The implementation of the "votesToWeight" function in SecurityCouncilMemberElectionGovernorCountingUpgradeable.sol implements the time-based decrease of votes and discounts this from the votes given: https://github.com/ArbitrumFoundation/governance/blob/c18de53820c505fc459f766c1b224810eaeaabc5/src/security-council-mgmt/governors/modules/SecurityCouncilMemberElectionGovernorCountingUpgradeable.sol#L252-L255
But because of the reason that Solidity rounds fractional numbers down to the next lower integer the calculated decrease can round down to 0. See the following examples:
The blocks are the Ethereum blocks since block.number in Arbitrum is the synced Ethereum L1 block number. Ethereum has 7200 blocks/day (5 blocks/min 60 min/hour 24h/day = 7200 blocks/day
Part 1 of the voting period: 0-7 days (7 days) / full weight = 50400 blocks Part 2 of the voting period: 7-21 days (14 days) / linearly declining weight = 100800 blocks
start block = 20000000
end block = startblock + 7 days + 14 days end block = 20000000 + 50400 + 100800 = 20151200
full weight voting deadline = start block + 7 days full weight voting deadline = 20000000 + 50400 = 20050400
decreasing weight duration = end Block - full weight voting deadline decreasing weight duration = 20151200 - 20050400 = 100800
Decrease amount = votes * (block number - full weight voting deadline) / decreasing weight duration
1) Example at 25% of decreasing weight timeframe block = 20050400 + 0.25 (20151200 - 20050400) = 20075600 decrease amount = 3 (20075600 - 20050400) / 100800 = 0.75 -> rounds down to 0 Result: Voting at this block with 3 votes will not reduce the weight of the vote.
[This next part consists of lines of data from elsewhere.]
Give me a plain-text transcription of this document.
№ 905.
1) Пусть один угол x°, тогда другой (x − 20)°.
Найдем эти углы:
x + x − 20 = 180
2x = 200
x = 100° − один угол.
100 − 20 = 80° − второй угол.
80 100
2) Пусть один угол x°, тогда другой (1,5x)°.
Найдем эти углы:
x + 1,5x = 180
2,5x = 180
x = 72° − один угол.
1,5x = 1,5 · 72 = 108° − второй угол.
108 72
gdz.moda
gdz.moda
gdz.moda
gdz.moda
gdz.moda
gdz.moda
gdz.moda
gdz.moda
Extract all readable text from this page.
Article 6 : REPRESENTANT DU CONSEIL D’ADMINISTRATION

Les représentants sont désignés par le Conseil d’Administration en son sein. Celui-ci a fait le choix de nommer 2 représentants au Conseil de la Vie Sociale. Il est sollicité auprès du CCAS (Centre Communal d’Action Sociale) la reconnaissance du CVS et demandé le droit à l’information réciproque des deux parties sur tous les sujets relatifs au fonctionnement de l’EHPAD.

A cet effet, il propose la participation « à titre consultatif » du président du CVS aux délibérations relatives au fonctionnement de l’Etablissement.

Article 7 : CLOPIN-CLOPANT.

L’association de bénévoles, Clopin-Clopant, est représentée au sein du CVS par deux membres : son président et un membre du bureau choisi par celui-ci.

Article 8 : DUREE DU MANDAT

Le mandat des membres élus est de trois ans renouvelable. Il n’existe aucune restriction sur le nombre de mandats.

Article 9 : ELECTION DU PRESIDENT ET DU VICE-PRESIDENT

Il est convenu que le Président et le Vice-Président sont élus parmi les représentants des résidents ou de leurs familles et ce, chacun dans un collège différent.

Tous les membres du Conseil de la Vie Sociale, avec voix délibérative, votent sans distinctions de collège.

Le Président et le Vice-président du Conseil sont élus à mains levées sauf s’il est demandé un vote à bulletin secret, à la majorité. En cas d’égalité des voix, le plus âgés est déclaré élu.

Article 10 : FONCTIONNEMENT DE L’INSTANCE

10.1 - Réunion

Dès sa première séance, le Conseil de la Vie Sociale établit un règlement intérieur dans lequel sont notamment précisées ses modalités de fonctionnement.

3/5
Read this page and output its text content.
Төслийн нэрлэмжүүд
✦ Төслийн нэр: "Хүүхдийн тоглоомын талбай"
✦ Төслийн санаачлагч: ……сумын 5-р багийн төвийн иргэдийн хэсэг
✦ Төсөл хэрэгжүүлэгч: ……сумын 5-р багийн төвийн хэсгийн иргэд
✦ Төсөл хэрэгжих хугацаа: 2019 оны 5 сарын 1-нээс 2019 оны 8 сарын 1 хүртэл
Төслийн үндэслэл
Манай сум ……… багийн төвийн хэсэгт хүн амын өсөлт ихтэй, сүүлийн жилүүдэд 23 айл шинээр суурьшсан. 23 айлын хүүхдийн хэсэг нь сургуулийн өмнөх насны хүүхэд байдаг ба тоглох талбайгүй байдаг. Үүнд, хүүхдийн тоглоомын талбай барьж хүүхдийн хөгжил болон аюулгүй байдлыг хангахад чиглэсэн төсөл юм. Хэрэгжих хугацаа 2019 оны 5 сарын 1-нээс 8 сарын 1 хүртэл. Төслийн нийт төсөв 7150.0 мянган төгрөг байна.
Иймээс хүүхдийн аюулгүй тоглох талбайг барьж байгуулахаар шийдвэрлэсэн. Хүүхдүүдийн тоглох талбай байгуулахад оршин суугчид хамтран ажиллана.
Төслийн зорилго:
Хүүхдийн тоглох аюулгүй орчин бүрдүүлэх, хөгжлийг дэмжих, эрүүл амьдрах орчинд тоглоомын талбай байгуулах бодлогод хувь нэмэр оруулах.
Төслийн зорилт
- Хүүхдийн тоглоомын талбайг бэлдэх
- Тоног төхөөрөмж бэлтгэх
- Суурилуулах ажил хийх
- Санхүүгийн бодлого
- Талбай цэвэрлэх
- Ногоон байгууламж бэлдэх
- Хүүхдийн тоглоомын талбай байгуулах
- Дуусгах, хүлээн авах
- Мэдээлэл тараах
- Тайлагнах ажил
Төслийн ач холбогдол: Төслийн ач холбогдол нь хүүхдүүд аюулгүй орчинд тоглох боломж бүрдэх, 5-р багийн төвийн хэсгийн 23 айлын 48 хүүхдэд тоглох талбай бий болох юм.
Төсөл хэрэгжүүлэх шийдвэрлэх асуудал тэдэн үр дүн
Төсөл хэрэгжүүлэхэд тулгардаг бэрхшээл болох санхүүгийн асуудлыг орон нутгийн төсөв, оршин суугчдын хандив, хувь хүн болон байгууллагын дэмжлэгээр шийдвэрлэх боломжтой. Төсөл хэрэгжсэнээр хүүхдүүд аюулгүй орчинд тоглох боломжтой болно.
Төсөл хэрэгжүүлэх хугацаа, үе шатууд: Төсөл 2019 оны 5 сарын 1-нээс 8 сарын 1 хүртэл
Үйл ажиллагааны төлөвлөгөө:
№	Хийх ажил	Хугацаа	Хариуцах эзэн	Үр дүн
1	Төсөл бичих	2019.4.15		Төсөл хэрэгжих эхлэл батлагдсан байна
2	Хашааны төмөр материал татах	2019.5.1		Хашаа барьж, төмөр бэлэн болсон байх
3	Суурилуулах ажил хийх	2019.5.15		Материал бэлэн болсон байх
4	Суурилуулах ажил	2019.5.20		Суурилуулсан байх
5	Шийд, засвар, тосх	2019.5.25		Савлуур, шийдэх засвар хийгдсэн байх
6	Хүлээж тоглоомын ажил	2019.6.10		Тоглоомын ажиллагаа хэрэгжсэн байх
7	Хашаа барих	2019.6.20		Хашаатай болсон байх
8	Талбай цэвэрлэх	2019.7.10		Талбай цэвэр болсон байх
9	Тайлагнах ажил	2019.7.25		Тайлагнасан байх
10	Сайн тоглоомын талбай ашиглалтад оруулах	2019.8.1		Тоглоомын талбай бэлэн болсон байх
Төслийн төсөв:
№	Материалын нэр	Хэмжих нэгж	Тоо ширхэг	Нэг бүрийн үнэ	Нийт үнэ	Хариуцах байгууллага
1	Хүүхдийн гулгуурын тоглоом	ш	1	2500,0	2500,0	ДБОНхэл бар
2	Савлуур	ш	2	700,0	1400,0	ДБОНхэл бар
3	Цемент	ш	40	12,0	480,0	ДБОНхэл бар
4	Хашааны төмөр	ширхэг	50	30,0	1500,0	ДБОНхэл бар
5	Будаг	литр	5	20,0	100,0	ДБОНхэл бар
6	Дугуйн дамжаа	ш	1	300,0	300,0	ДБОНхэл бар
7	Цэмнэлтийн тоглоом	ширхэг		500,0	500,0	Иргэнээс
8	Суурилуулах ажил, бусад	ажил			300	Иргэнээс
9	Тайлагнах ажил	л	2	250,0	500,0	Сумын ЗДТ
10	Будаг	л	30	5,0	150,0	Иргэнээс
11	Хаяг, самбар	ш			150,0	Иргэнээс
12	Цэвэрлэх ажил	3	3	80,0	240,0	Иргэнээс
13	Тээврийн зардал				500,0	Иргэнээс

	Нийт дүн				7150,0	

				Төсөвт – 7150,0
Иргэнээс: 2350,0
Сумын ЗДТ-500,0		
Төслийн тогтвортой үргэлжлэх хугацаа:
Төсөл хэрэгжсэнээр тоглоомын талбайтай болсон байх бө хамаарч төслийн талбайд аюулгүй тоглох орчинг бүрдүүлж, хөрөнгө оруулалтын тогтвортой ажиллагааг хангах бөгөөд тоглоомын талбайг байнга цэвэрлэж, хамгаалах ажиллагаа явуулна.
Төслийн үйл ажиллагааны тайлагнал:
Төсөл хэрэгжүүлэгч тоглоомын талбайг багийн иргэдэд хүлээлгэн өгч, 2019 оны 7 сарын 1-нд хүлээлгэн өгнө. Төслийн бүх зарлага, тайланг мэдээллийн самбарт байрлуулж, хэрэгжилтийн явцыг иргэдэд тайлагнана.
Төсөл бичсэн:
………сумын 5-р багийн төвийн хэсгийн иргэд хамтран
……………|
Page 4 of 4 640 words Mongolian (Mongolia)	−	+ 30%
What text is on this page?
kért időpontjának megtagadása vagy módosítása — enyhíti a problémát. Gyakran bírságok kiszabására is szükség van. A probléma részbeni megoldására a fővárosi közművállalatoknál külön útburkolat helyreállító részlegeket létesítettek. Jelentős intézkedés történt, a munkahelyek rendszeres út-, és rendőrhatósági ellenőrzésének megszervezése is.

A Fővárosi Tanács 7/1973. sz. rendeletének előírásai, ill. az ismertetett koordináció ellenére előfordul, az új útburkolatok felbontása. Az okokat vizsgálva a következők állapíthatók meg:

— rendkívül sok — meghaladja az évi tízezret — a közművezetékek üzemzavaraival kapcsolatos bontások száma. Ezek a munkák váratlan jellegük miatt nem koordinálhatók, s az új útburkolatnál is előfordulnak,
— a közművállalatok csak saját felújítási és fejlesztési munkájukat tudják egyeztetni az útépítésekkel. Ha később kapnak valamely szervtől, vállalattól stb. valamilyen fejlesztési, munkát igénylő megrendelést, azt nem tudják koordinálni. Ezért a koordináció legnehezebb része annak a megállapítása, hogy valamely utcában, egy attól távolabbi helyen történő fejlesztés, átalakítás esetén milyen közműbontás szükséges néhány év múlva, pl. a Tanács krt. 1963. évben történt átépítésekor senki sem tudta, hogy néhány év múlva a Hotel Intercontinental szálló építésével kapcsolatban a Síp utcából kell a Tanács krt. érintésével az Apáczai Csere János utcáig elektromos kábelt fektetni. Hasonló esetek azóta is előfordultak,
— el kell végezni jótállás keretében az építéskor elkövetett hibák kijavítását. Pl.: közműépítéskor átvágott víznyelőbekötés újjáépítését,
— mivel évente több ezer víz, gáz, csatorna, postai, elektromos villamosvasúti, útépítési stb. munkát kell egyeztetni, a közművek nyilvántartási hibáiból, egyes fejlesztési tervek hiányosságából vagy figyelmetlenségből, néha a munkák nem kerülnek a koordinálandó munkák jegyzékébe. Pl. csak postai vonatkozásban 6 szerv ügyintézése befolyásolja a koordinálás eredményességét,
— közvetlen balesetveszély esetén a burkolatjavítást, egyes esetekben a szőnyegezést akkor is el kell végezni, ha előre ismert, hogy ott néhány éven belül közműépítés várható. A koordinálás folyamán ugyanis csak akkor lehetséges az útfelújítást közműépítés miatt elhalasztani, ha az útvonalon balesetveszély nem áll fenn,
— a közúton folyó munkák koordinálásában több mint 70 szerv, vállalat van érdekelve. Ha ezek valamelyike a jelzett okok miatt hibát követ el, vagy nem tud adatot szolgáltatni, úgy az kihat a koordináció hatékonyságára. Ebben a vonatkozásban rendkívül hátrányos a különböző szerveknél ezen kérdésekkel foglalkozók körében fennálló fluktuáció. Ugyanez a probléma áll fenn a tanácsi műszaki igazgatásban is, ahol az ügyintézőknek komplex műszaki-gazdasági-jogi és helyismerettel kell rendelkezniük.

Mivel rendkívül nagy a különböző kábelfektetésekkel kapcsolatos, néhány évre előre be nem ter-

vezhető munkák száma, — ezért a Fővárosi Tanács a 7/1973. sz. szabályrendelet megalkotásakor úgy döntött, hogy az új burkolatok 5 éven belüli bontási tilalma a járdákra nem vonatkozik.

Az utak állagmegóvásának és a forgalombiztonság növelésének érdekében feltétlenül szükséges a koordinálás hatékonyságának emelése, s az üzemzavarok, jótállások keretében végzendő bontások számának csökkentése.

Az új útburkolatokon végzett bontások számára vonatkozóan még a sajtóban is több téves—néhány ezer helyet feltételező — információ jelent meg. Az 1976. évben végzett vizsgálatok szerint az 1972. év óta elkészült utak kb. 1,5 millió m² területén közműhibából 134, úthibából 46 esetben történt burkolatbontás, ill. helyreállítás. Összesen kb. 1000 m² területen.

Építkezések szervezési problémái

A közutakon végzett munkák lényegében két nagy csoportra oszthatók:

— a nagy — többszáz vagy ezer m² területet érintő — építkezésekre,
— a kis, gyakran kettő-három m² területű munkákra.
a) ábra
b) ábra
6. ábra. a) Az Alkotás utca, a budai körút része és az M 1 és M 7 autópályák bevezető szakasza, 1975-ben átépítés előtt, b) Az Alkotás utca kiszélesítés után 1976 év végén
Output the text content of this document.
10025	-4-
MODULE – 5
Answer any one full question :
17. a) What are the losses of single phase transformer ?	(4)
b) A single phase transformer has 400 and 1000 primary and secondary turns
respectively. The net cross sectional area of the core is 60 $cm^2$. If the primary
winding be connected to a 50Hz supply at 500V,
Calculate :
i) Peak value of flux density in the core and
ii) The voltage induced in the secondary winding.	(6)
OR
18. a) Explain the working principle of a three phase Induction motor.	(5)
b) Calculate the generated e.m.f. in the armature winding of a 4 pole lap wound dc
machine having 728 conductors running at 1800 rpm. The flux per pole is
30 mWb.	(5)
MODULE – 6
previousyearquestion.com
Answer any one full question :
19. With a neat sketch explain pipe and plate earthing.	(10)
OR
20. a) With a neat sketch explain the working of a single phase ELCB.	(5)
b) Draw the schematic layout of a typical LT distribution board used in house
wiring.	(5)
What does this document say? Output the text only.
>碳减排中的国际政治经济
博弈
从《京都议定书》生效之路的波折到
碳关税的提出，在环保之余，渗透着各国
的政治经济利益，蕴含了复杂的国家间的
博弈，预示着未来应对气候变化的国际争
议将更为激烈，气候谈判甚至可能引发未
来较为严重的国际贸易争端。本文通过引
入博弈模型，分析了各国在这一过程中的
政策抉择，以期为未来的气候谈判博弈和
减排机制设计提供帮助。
2) Example at 50% of decreasing weight timeframe block = 20050400 + 0.5 (20151200 - 20050400) = 20100800 decrease amount = 1 (20100800 - 20050400) / 100800 = 0.5 -> rounds down to 0 Result: Voting at this block with 1 vote will not reduce the weight of the vote.
3) Example at 75% of decreasing weight timeframe block = 20050400 + 0.75 (20151200 - 20050400) = 20126000 decrease amount = 1 (20126000 - 20050400) / 100800 = 0.75 -> rounds down to 0 Result: Voting at this block with 1 vote will not reduce the weight of the vote.
4) Example at 85% of decreasing weight timeframe block = 20050400 + 0.85 (20151200 - 20050400) = 20136080 decrease amount = 1 (20136080 - 20050400) / 100800 = 0.85 -> rounds down to 0 Result: Voting at this block with 1 vote will not reduce the weight of the vote.
4) Example at 99% of decreasing weight timeframe block = 20050400 + 0.99 (20151200 - 20050400) = 20150192 decrease amount = 1 (20150192 - 20050400) / 100800 = 0.99 -> rounds down to 0 Result: Voting at this block with 1 vote will not reduce the weight of the vote.
The examples above show that the time-based decrease in voting power can be circumvented with the right amount of votes chosen at the right amount in time. This allows an attacker to influence an election even close to the end of the voting period if he split his votes over many accounts. The decreased amount of cost/transaction on Arbitrum compared to Ethereum main net facilitates such an attack.
Tools Used
Manual review
Recommended Mitigation Steps
A minimum amount of votes could be used to prevent rounding down to a 0 time-based decrease in voting power.